Even though her own sons were released, Valdivia remains in Managua, carrying food to other political prisoners. She aids those whose family members come from the more remote departments and lack the money to travel to Managua every day or even every week to see their children and spouses in the jails there – El Chipote and La Modelo.

“On October 1st, when the police abducted my two sons, I promised God that I’d fight until the end for their freedom and the freedom of the other political prisoners, but I asked that I be given the strength to bear it.  I also prayed that they not kill my sons, that they not torture them,” stated the mother, a native of Esteli.

“They’re not criminals”

According to this parent, she supports the prisoners because they’re not criminals; they were only defending their country from the strongmen in government and have offered up their liberty for love of democracy.

Delia Valdivia, orginally from the city of Esteli, takes packages of food to political prisoners in the La Modelo prison in Tipitapa. Photo: Roberto Fonseca / La Prensa.com.ni

They’re not guilty of the charges they’re accused of. The majority are students, professionals, or workers whose only crime is not being in agreement with the dictator Daniel Ortega and his wife. They take them prisoner because they’re afraid of them demanding their rights in the streets,” Valdivia declared.

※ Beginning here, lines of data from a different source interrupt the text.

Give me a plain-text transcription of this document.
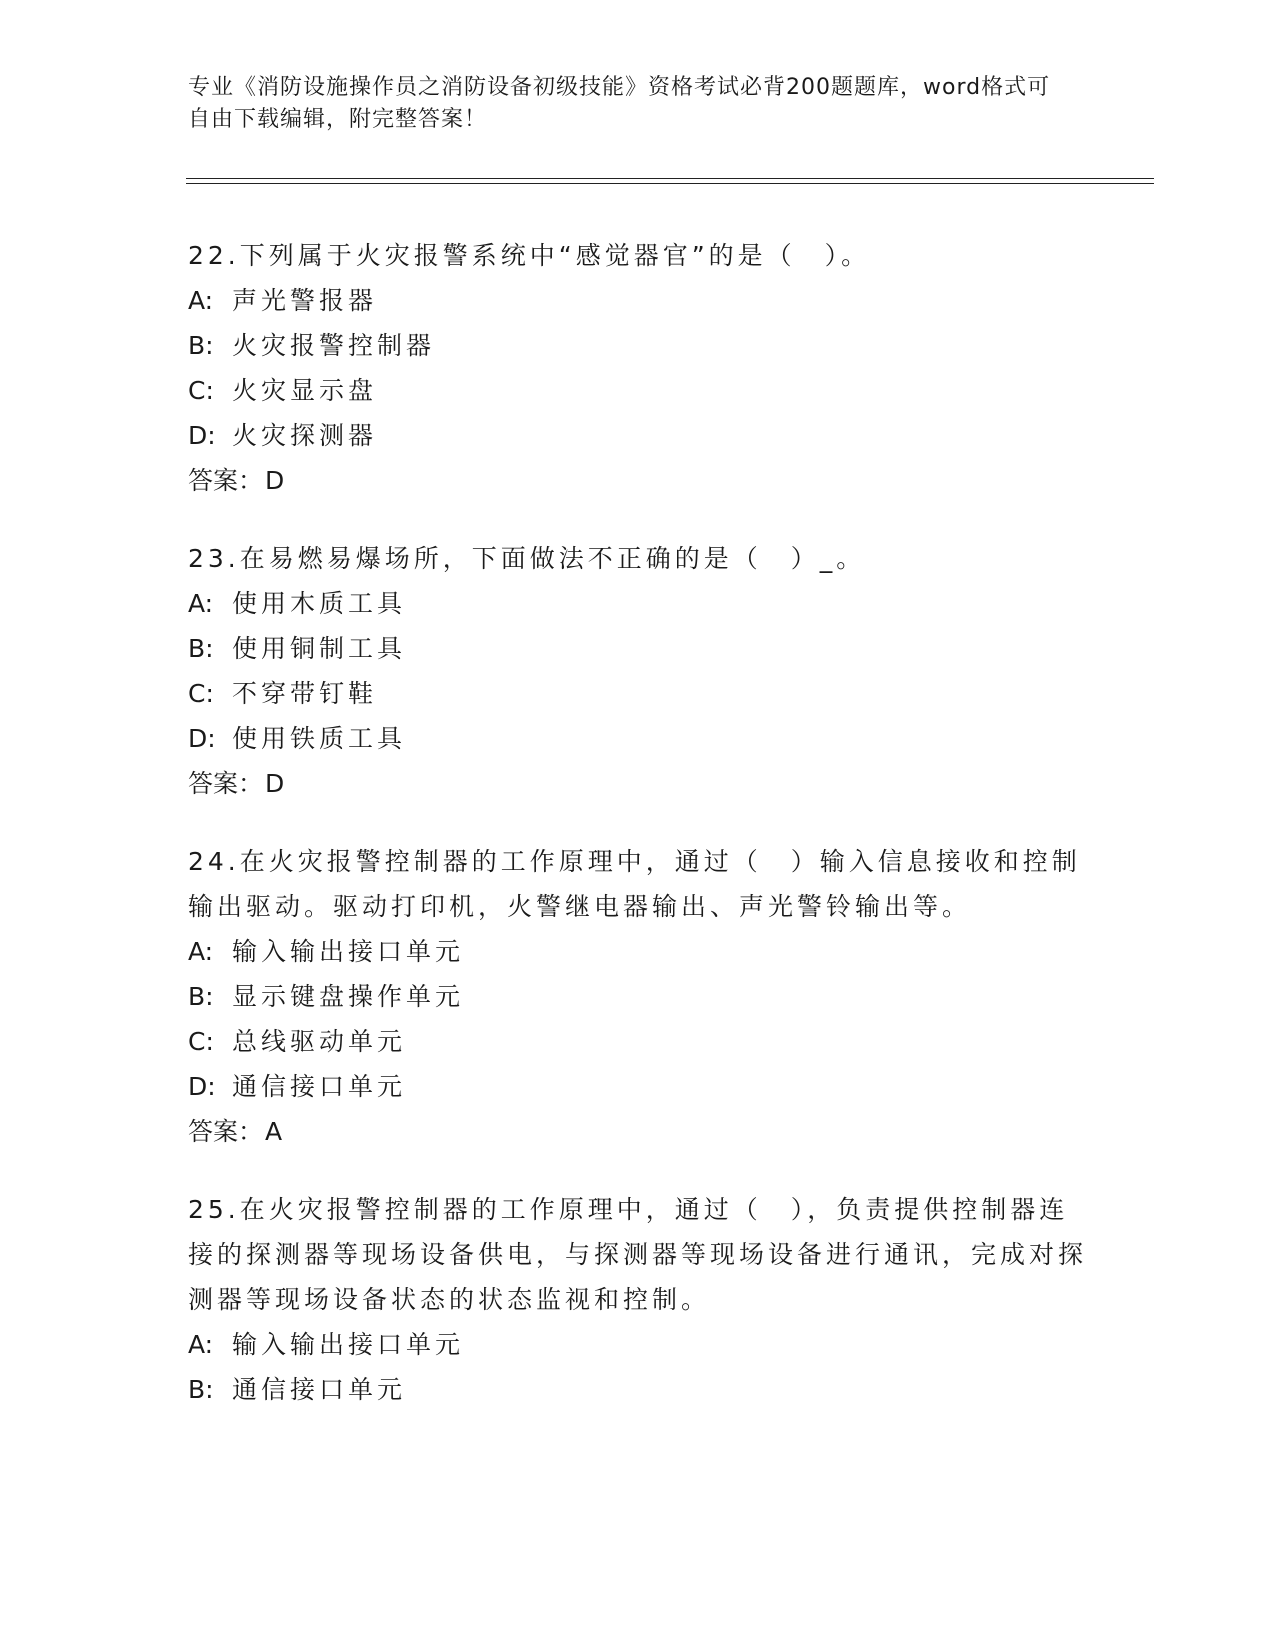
专业《消防设施操作员之消防设备初级技能》资格考试必背200题题库，word格式可自由下载编辑，附完整答案！
22.下列属于火灾报警系统中“感觉器官”的是（　）。
A: 声光警报器
B: 火灾报警控制器
C: 火灾显示盘
D: 火灾探测器
答案：D
23.在易燃易爆场所，下面做法不正确的是（　）_。
A: 使用木质工具
B: 使用铜制工具
C: 不穿带钉鞋
D: 使用铁质工具
答案：D
24.在火灾报警控制器的工作原理中，通过（　）输入信息接收和控制输出驱动。驱动打印机，火警继电器输出、声光警铃输出等。
A: 输入输出接口单元
B: 显示键盘操作单元
C: 总线驱动单元
D: 通信接口单元
答案：A
25.在火灾报警控制器的工作原理中，通过（　），负责提供控制器连接的探测器等现场设备供电，与探测器等现场设备进行通讯，完成对探测器等现场设备状态的状态监视和控制。
A: 输入输出接口单元
B: 通信接口单元
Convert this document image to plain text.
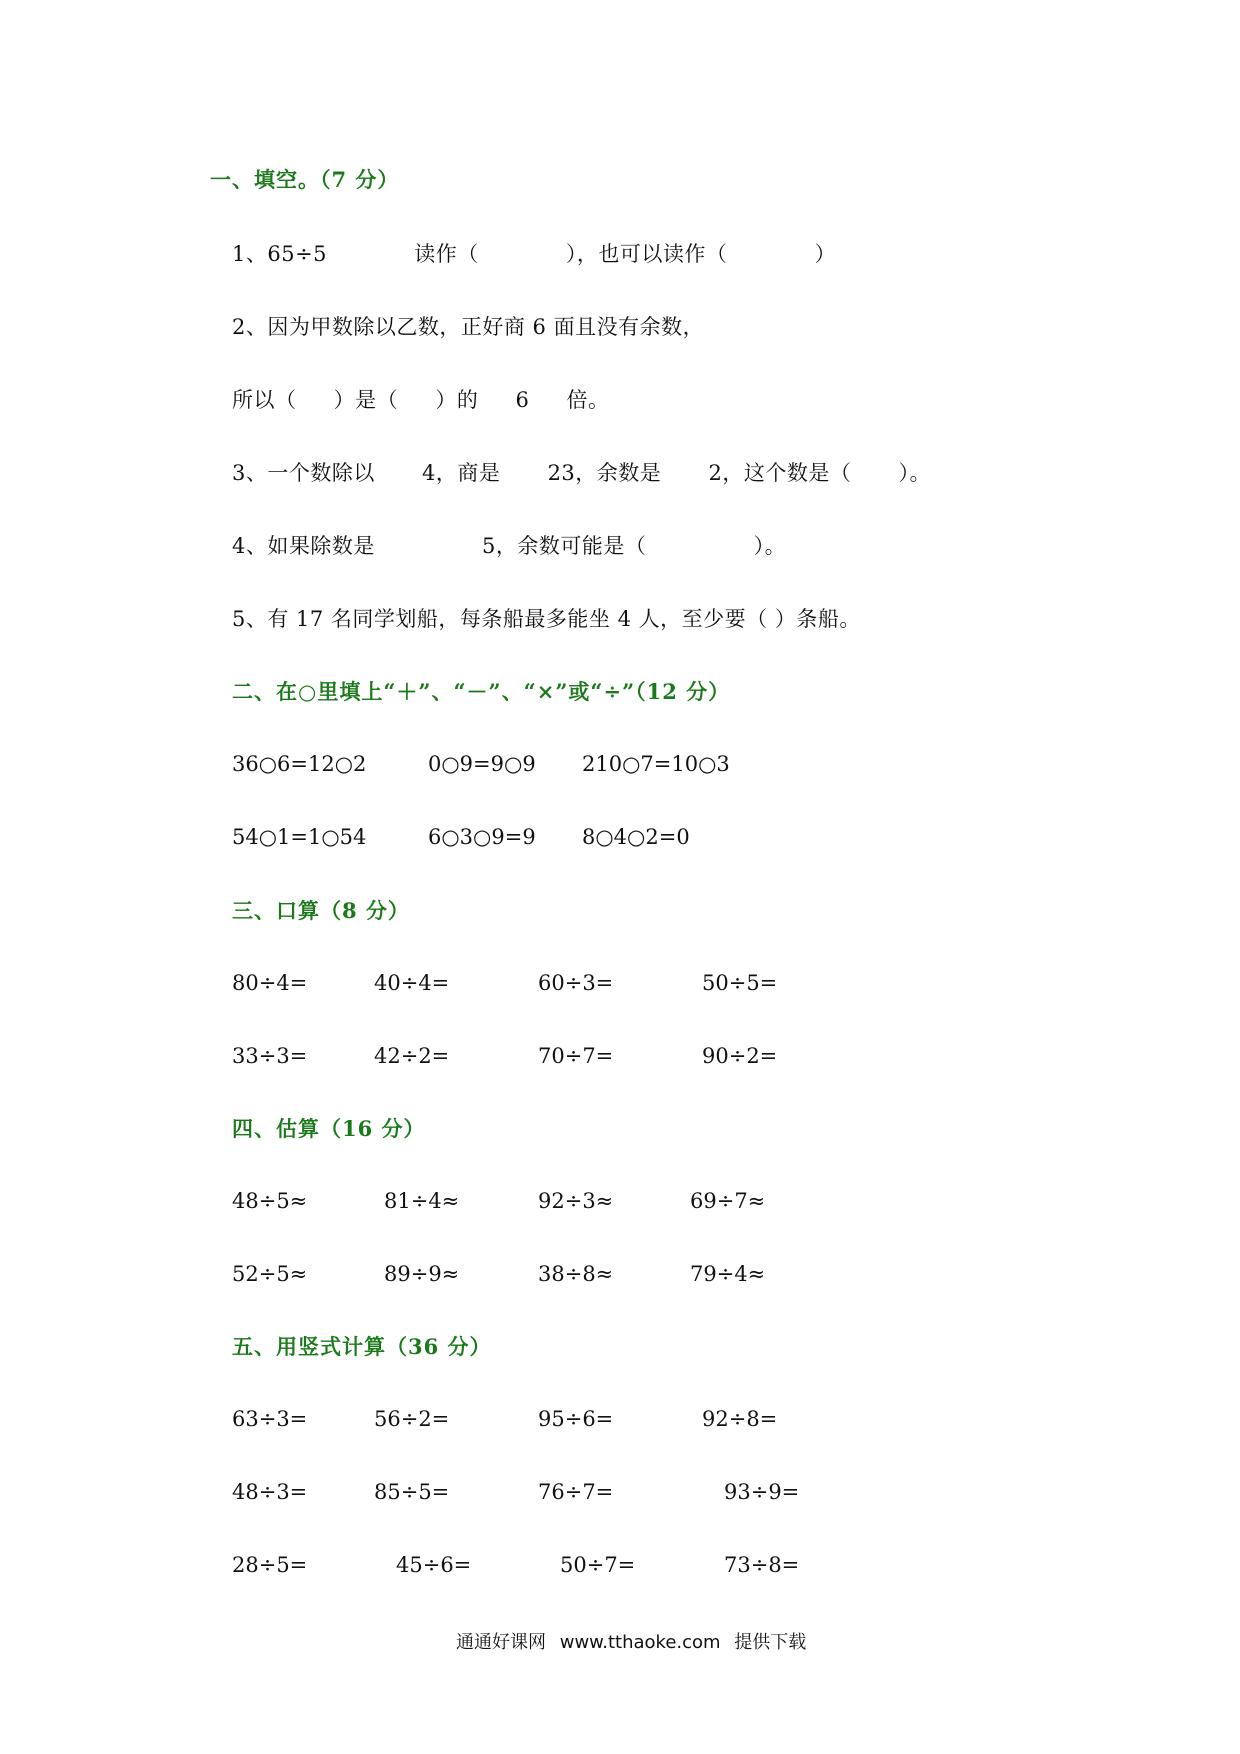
一、填空。（7 分）
1、65÷5 读作（ ），也可以读作（ ）
2、因为甲数除以乙数，正好商 6 面且没有余数，
所以（ ）是（ ）的 6 倍。
3、一个数除以 4，商是 23，余数是 2，这个数是（ ）。
4、如果除数是 5，余数可能是（ ）。
5、有 17 名同学划船，每条船最多能坐 4 人，至少要（ ）条船。
二、在○里填上“＋”、“－”、“×”或“÷”（12 分）
36○6=12○2	0○9=9○9 210○7=10○3
54○1=1○54	6○3○9=9 8○4○2=0
三、口算（8 分）
80÷4=	40÷4=	60÷3=	50÷5=
33÷3=	42÷2=	70÷7=	90÷2=
四、估算（16 分）
48÷5≈	81÷4≈	92÷3≈	69÷7≈
52÷5≈	89÷9≈	38÷8≈	79÷4≈
五、用竖式计算（36 分）
63÷3=	56÷2=	95÷6=	92÷8=
48÷3=	85÷5=	76÷7=	93÷9=
28÷5=	45÷6=	50÷7=	73÷8=
通通好课网 www.tthaoke.com 提供下载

Delia has developed a friendship with all the mothers and wives whose family members are political prisoners. They know her because she won’t remain silent in the face of the injustices. She voices her demands, even when she’s right in front of El Chipote itself, the main jail of the Ortega police.

“This woman isn’t afraid of anything. She dresses in blue and white, she paints her lips bright red, and she defends the political prisoners from the commentaries of the police officials. She’s a lion with a great heart,” stated one on the mothers who was there delivering food in El Chipote at the same time as Delia Valdivia.

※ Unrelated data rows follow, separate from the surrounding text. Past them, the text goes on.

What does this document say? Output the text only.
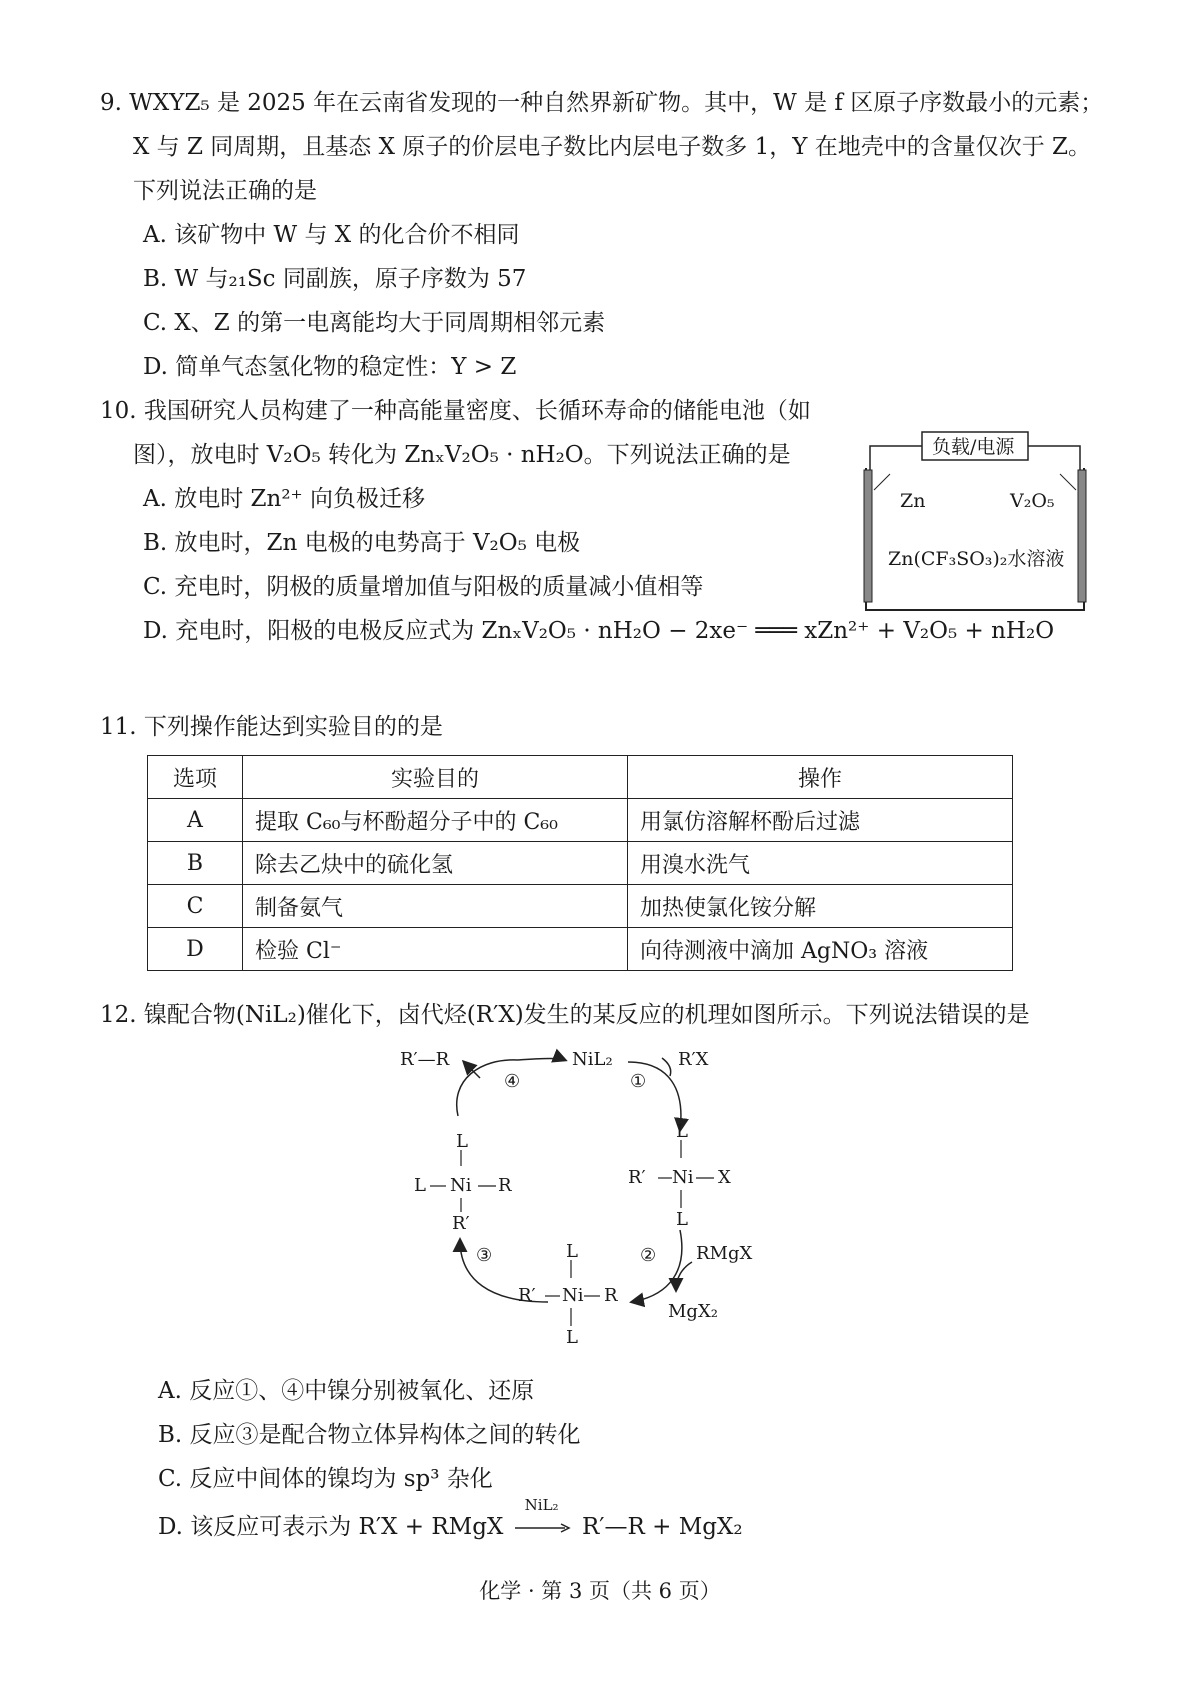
9. WXYZ₅ 是 2025 年在云南省发现的一种自然界新矿物。其中，W 是 f 区原子序数最小的元素；
X 与 Z 同周期，且基态 X 原子的价层电子数比内层电子数多 1，Y 在地壳中的含量仅次于 Z。
下列说法正确的是
A. 该矿物中 W 与 X 的化合价不相同
B. W 与₂₁Sc 同副族，原子序数为 57
C. X、Z 的第一电离能均大于同周期相邻元素
D. 简单气态氢化物的稳定性：Y > Z
10. 我国研究人员构建了一种高能量密度、长循环寿命的储能电池（如
图），放电时 V₂O₅ 转化为 ZnₓV₂O₅ · nH₂O。下列说法正确的是
A. 放电时 Zn²⁺ 向负极迁移
B. 放电时，Zn 电极的电势高于 V₂O₅ 电极
C. 充电时，阴极的质量增加值与阳极的质量减小值相等
D. 充电时，阳极的电极反应式为 ZnₓV₂O₅ · nH₂O − 2xe⁻ ═══ xZn²⁺ + V₂O₅ + nH₂O
负载/电源
Zn	V₂O₅
Zn(CF₃SO₃)₂水溶液
11. 下列操作能达到实验目的的是
选项	实验目的	操作
A	提取 C₆₀与杯酚超分子中的 C₆₀	用氯仿溶解杯酚后过滤
B	除去乙炔中的硫化氢	用溴水洗气
C	制备氨气	加热使氯化铵分解
D	检验 Cl⁻	向待测液中滴加 AgNO₃ 溶液
12. 镍配合物(NiL₂)催化下，卤代烃(R′X)发生的某反应的机理如图所示。下列说法错误的是
R′—R	NiL₂	R′X
④	①
L
L Ni R
R′
L
R′ Ni X
L
② RMgX
MgX₂
③	L
R′ Ni R
L
A. 反应①、④中镍分别被氧化、还原
B. 反应③是配合物立体异构体之间的转化
C. 反应中间体的镍均为 sp³ 杂化
D. 该反应可表示为 R′X + RMgX
NiL₂
R′—R + MgX₂
化学 · 第 3 页（共 6 页）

To carry out her humanitarian labor, Delia gets up at 5 in the morning to cook, pack and label the food. These packets are delivered in El Chipote to every compatriot that’s captured from Esteli, (100 miles north of Managua). She keeps a close watch over the news and notes down the names of those affected. She later asks about them in El Chipote and contacts their families.

“Right now, I have four prisoners from Esteli in El Chipote but they’ve passed new measures and they won’t accept food for everyone anymore, only for one. This is part of the psychological torture that this regime inflicts, so that the kids will feel abandoned when no one comes to bring them food,” Delia comments regarding the new measure in the new El Chipote.

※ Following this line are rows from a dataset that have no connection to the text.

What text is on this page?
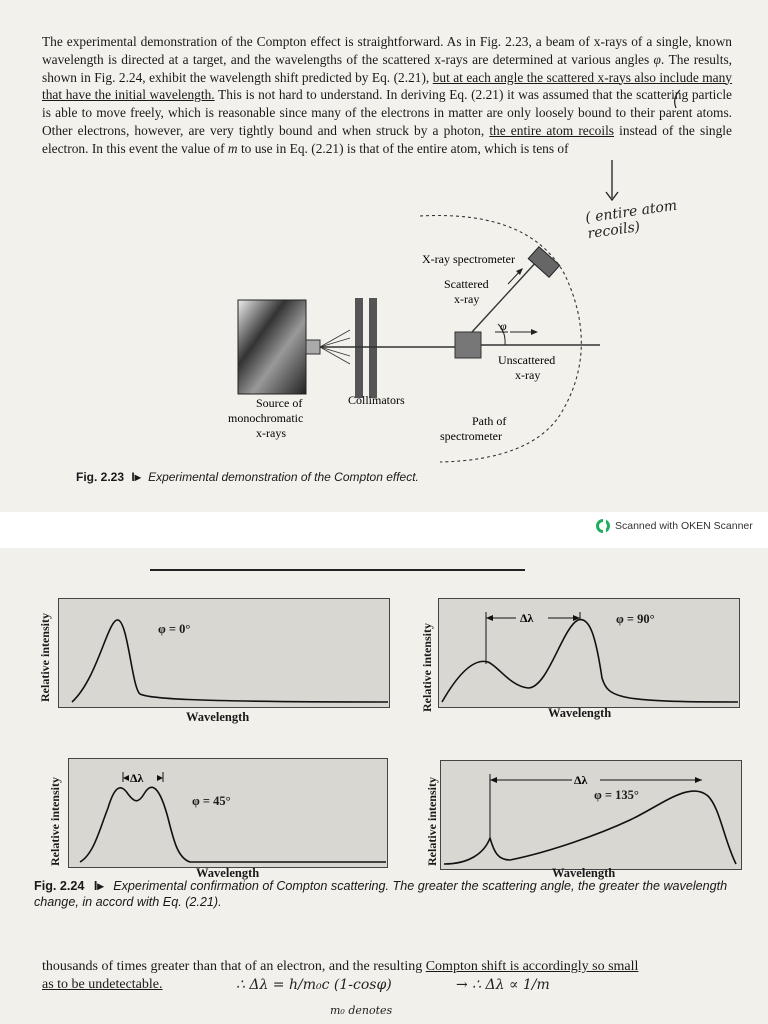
The experimental demonstration of the Compton effect is straightforward. As in Fig. 2.23, a beam of x-rays of a single, known wavelength is directed at a target, and the wavelengths of the scattered x-rays are determined at various angles φ. The results, shown in Fig. 2.24, exhibit the wavelength shift predicted by Eq. (2.21), but at each angle the scattered x-rays also include many that have the initial wavelength. This is not hard to understand. In deriving Eq. (2.21) it was assumed that the scattering particle is able to move freely, which is reasonable since many of the electrons in matter are only loosely bound to their parent atoms. Other electrons, however, are very tightly bound and when struck by a photon, the entire atom recoils instead of the single electron. In this event the value of m to use in Eq. (2.21) is that of the entire atom, which is tens of
( entire atom recoils)
X-ray spectrometer
Scattered
x-ray
φ
Unscattered
x-ray
Source of
monochromatic
x-rays
Collimators
Path of
spectrometer
Fig. 2.23 I▸ Experimental demonstration of the Compton effect.
Scanned with OKEN Scanner
φ = 0°
Relative intensity
Wavelength
Δλ	φ = 90°
Relative intensity
Wavelength
Δλ
φ = 45°
Relative intensity
Wavelength
Δλ
φ = 135°
Relative intensity
Wavelength
Fig. 2.24 I▸ Experimental confirmation of Compton scattering. The greater the scattering angle, the greater the wavelength change, in accord with Eq. (2.21).
thousands of times greater than that of an electron, and the resulting Compton shift is accordingly so small
as to be undetectable.	∴ Δλ = h/m₀c (1-cosφ)	→ ∴ Δλ ∝ 1/m
m₀ denotes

On Tuesdays she heads to Tipitapa, a town to the east of Managua, to deliver food packets. She takes between eight and twelve bags with food that can be stored, such as oats, bread, pinolillo [cornmeal, cocoa and spices that make a traditional Nicaraguan drink], instant soups, plus personal hygiene items such as toilet paper, toothpaste and sanitary napkins in the case of the women.

She gets around in minibuses, taxis, by hitchhiking, walking under the sun, wind and dust, but she hasn’t missed even one day of those set aside for deliveries to the jail. “No one stops me until the last political prisoner has left and been freed,” she says.

Recommendations came with her sons

Delia Valdivia, the godmother of the jailed, noted that many of her godchildren were recommended by her two sons Kevin and Kitzel who were imprisoned in gallery 16-1. They noticed the kids who no one took food to, and asked them why. The others explained the situation of their families.

“My boys said to me: ‘Mama, we share the things you bring us, because we can’t eat when there are those who have nothing,’ I have one from the department of Rio San Juan – how could their mother come all the way to the capital? That’s a great expense, and they’re poor families. This situation of those being held in jail far from their department was brought about by the Ortega government via the judicial power that concentrated all the demonstrators in Managua.”